How to instruct compiler to generate unaligned loads for __m128
In my opinion you should write your data structures using standard C++ constructions (of which __m128i
is not). When you want to use intrinsics which are are not standard C++ you "enter SSE world" through intrinsics such as _mm_loadu_ps
and you "leave SSE world" back to standard C++ with an intrinsic such as _mm_storeu_ps
. Don't rely on implicit SSE loads and stores.
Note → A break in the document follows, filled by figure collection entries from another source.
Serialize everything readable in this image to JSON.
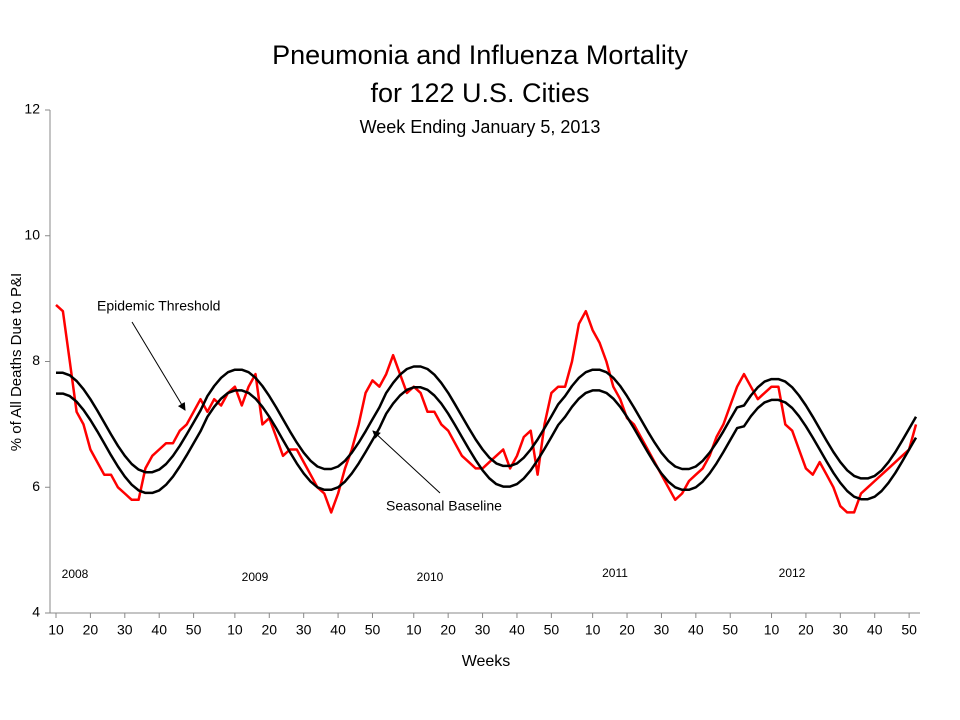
{
  "chart_data": {
    "type": "line",
    "title": "Pneumonia and Influenza Mortality",
    "title_line2": "for 122 U.S. Cities",
    "subtitle": "Week Ending  January 5, 2013",
    "y_label": "% of All Deaths Due to P&I",
    "x_label": "Weeks",
    "ylim": [
      4,
      12
    ],
    "yticks": [
      4,
      6,
      8,
      10,
      12
    ],
    "annotations": [
      "2008",
      "2009",
      "2010",
      "2011",
      "2012"
    ],
    "categories": [
      "10",
      null,
      null,
      null,
      null,
      "20",
      null,
      null,
      null,
      null,
      "30",
      null,
      null,
      null,
      null,
      "40",
      null,
      null,
      null,
      null,
      "50",
      null,
      null,
      null,
      null,
      null,
      "10",
      null,
      null,
      null,
      null,
      "20",
      null,
      null,
      null,
      null,
      "30",
      null,
      null,
      null,
      null,
      "40",
      null,
      null,
      null,
      null,
      "50",
      null,
      null,
      null,
      null,
      null,
      "10",
      null,
      null,
      null,
      null,
      "20",
      null,
      null,
      null,
      null,
      "30",
      null,
      null,
      null,
      null,
      "40",
      null,
      null,
      null,
      null,
      "50",
      null,
      null,
      null,
      null,
      null,
      "10",
      null,
      null,
      null,
      null,
      "20",
      null,
      null,
      null,
      null,
      "30",
      null,
      null,
      null,
      null,
      "40",
      null,
      null,
      null,
      null,
      "50",
      null,
      null,
      null,
      null,
      null,
      "10",
      null,
      null,
      null,
      null,
      "20",
      null,
      null,
      null,
      null,
      "30",
      null,
      null,
      null,
      null,
      "40",
      null,
      null,
      null,
      null,
      "50",
      null
    ],
    "series": [
      {
        "color": "#ff0000",
        "width": 2.5,
        "values": [
          8.9,
          8.8,
          8.0,
          7.2,
          7.0,
          6.6,
          6.4,
          6.2,
          6.2,
          6.0,
          5.9,
          5.8,
          5.8,
          6.3,
          6.5,
          6.6,
          6.7,
          6.7,
          6.9,
          7.0,
          7.2,
          7.4,
          7.2,
          7.4,
          7.3,
          7.5,
          7.6,
          7.3,
          7.6,
          7.8,
          7.0,
          7.1,
          6.8,
          6.5,
          6.6,
          6.6,
          6.4,
          6.2,
          6.0,
          5.9,
          5.6,
          5.9,
          6.3,
          6.6,
          7.0,
          7.5,
          7.7,
          7.6,
          7.8,
          8.1,
          7.8,
          7.5,
          7.6,
          7.5,
          7.2,
          7.2,
          7.0,
          6.9,
          6.7,
          6.5,
          6.4,
          6.3,
          6.3,
          6.4,
          6.5,
          6.6,
          6.3,
          6.5,
          6.8,
          6.9,
          6.2,
          7.0,
          7.5,
          7.6,
          7.6,
          8.0,
          8.6,
          8.8,
          8.5,
          8.3,
          8.0,
          7.6,
          7.4,
          7.1,
          7.0,
          6.8,
          6.6,
          6.4,
          6.2,
          6.0,
          5.8,
          5.9,
          6.1,
          6.2,
          6.3,
          6.5,
          6.8,
          7.0,
          7.3,
          7.6,
          7.8,
          7.6,
          7.4,
          7.5,
          7.6,
          7.6,
          7.0,
          6.9,
          6.6,
          6.3,
          6.2,
          6.4,
          6.2,
          6.0,
          5.7,
          5.6,
          5.6,
          5.9,
          6.0,
          6.1,
          6.2,
          6.3,
          6.4,
          6.5,
          6.6,
          7.0
        ]
      },
      {
        "name": "Epidemic Threshold",
        "color": "#000000",
        "width": 2.5,
        "values": [
          7.82,
          7.82,
          7.78,
          7.69,
          7.56,
          7.4,
          7.22,
          7.03,
          6.84,
          6.66,
          6.5,
          6.37,
          6.28,
          6.24,
          6.24,
          6.28,
          6.37,
          6.5,
          6.66,
          6.84,
          7.03,
          7.22,
          7.45,
          7.61,
          7.74,
          7.83,
          7.87,
          7.87,
          7.83,
          7.74,
          7.61,
          7.45,
          7.27,
          7.08,
          6.89,
          6.71,
          6.55,
          6.42,
          6.33,
          6.29,
          6.29,
          6.33,
          6.42,
          6.55,
          6.71,
          6.89,
          7.08,
          7.27,
          7.5,
          7.66,
          7.79,
          7.88,
          7.92,
          7.92,
          7.88,
          7.79,
          7.66,
          7.5,
          7.32,
          7.13,
          6.94,
          6.76,
          6.6,
          6.47,
          6.38,
          6.34,
          6.34,
          6.38,
          6.47,
          6.6,
          6.76,
          6.94,
          7.13,
          7.32,
          7.45,
          7.61,
          7.74,
          7.83,
          7.87,
          7.87,
          7.83,
          7.74,
          7.61,
          7.45,
          7.27,
          7.08,
          6.89,
          6.71,
          6.55,
          6.42,
          6.33,
          6.29,
          6.29,
          6.33,
          6.42,
          6.55,
          6.71,
          6.89,
          7.08,
          7.27,
          7.3,
          7.46,
          7.59,
          7.68,
          7.72,
          7.72,
          7.68,
          7.59,
          7.46,
          7.3,
          7.12,
          6.93,
          6.74,
          6.56,
          6.4,
          6.27,
          6.18,
          6.14,
          6.14,
          6.18,
          6.27,
          6.4,
          6.56,
          6.74,
          6.93,
          7.12
        ]
      },
      {
        "name": "Seasonal Baseline",
        "color": "#000000",
        "width": 2.5,
        "values": [
          7.49,
          7.49,
          7.45,
          7.36,
          7.23,
          7.07,
          6.89,
          6.7,
          6.51,
          6.33,
          6.17,
          6.04,
          5.95,
          5.91,
          5.91,
          5.95,
          6.04,
          6.17,
          6.33,
          6.51,
          6.7,
          6.89,
          7.12,
          7.28,
          7.41,
          7.5,
          7.54,
          7.54,
          7.5,
          7.41,
          7.28,
          7.12,
          6.94,
          6.75,
          6.56,
          6.38,
          6.22,
          6.09,
          6.0,
          5.96,
          5.96,
          6.0,
          6.09,
          6.22,
          6.38,
          6.56,
          6.75,
          6.94,
          7.17,
          7.33,
          7.46,
          7.55,
          7.59,
          7.59,
          7.55,
          7.46,
          7.33,
          7.17,
          6.99,
          6.8,
          6.61,
          6.43,
          6.27,
          6.14,
          6.05,
          6.01,
          6.01,
          6.05,
          6.14,
          6.27,
          6.43,
          6.61,
          6.8,
          6.99,
          7.12,
          7.28,
          7.41,
          7.5,
          7.54,
          7.54,
          7.5,
          7.41,
          7.28,
          7.12,
          6.94,
          6.75,
          6.56,
          6.38,
          6.22,
          6.09,
          6.0,
          5.96,
          5.96,
          6.0,
          6.09,
          6.22,
          6.38,
          6.56,
          6.75,
          6.94,
          6.97,
          7.13,
          7.26,
          7.35,
          7.39,
          7.39,
          7.35,
          7.26,
          7.13,
          6.97,
          6.79,
          6.6,
          6.41,
          6.23,
          6.07,
          5.94,
          5.85,
          5.81,
          5.81,
          5.85,
          5.94,
          6.07,
          6.23,
          6.41,
          6.6,
          6.79
        ]
      }
    ]
  }
}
I have seen too many mistakes on SO doing this.
In this case you should use
struct Foobar {
float a[4];
float b[4];
int c;
};
then you can do
Foobar foo[16];
In this case foo[1]
won't be 16 byte aligned but when you want to use SSE and leave standard C++ do
__m128 a4 = _mm_loadu_ps(foo[1].a);
__m128 b4 = _mm_loadu_ps(foo[1].b);
__m128 max = _mm_max_ps(a4,b4);
_mm_storeu_ps(array, max);
then go back to standard C++.
Another thing you can consider is this
struct Foobar {
float a[16];
float b[16];
int c[4];
};
then to get an array of 16 of the original struct do
Foobar foo[4];
In this case as long the first element is aligned so are all the other elements.
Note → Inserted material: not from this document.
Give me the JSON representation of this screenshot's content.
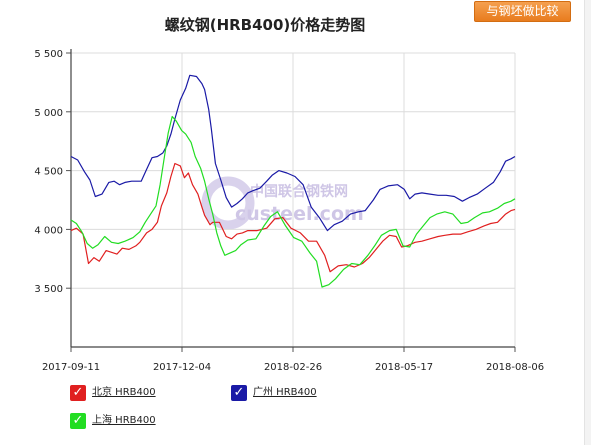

If you want utility functions which act on SSE registers then don't use explicit or implicit load/stores in the utility function. Pass const references to __m128
and return __m128
if you need to.
//SSE utility function
static inline __m128 mulk_SSE(__m128 const &a, float k)
{
return _mm_mul_ps(_mm_set1_ps(k),a);
}
//main function
void foo(float *x, float *y n)
{
for(int i=0; i<n; i+=4)
__m128 t1 = _mm_loadu_ps(x[i]);
__m128 t2 = mulk_SSE(x4,3.14159f);
_mm_store_ps(&y[i], t2);
}
}
The reason to use a const reference is that MSVC cannot pass __m128
by value. Without a const reference you get an error
error C2719: formal parameter with __declspec(align('16')) won't be aligned.
__m128
for MSVC is really a union anyway.
typedef union __declspec(intrin_type) _CRT_ALIGN(16) __m128 {
float m128_f32[4];
unsigned __int64 m128_u64[2];
__int8 m128_i8[16];
__int16 m128_i16[8];
__int32 m128_i32[4];
__int64 m128_i64[2];
unsigned __int8 m128_u8[16];
unsigned __int16 m128_u16[8];
unsigned __int32 m128_u32[4];
} __m128;
presumably MSVC should not have to load the union when the SSE utility functions are inlined.
Based on the OPs latest code update here is what I would suggest
#include <x86intrin.h>
struct Vector4 {
__m128 data;
Vector4() {
}
Vector4(__m128 const &v) {
data = v;
}
Vector4 & load(float const *x) {
data = _mm_loadu_ps(x);
return *this;
}
void store(float *x) const {
_mm_storeu_ps(x, data);
}
operator __m128() const {
return data;
}
};
static inline Vector4 operator + (Vector4 const & a, Vector4 const & b) {
return _mm_add_ps(a, b);
}
static inline Vector4 operator - (Vector4 const & a, Vector4 const & b) {
return _mm_sub_ps(a, b);
}
struct Foobar {
float a[4];
float b[4];
int c;
};
int main(void)
{
Foobar myArray[10];
// note that myArray[0].a, myArray[0].b, and myArray[1].b should be // initialized before doing the following
Vector4 a0 = Vector4().load(myArray[0].a);
Vector4 b0 = Vector4().load(myArray[0].b);
Vector4 a1 = Vector4().load(myArray[1].a);
(a0 + b0 - a1).store(myArray[1].b);
}
This code was based on ideas from Agner Fog's Vector Class Library.
Clang has -fmax-type-align
. If you set -fmax-type-align=8
then no 16-byte aligned instruction will be generated.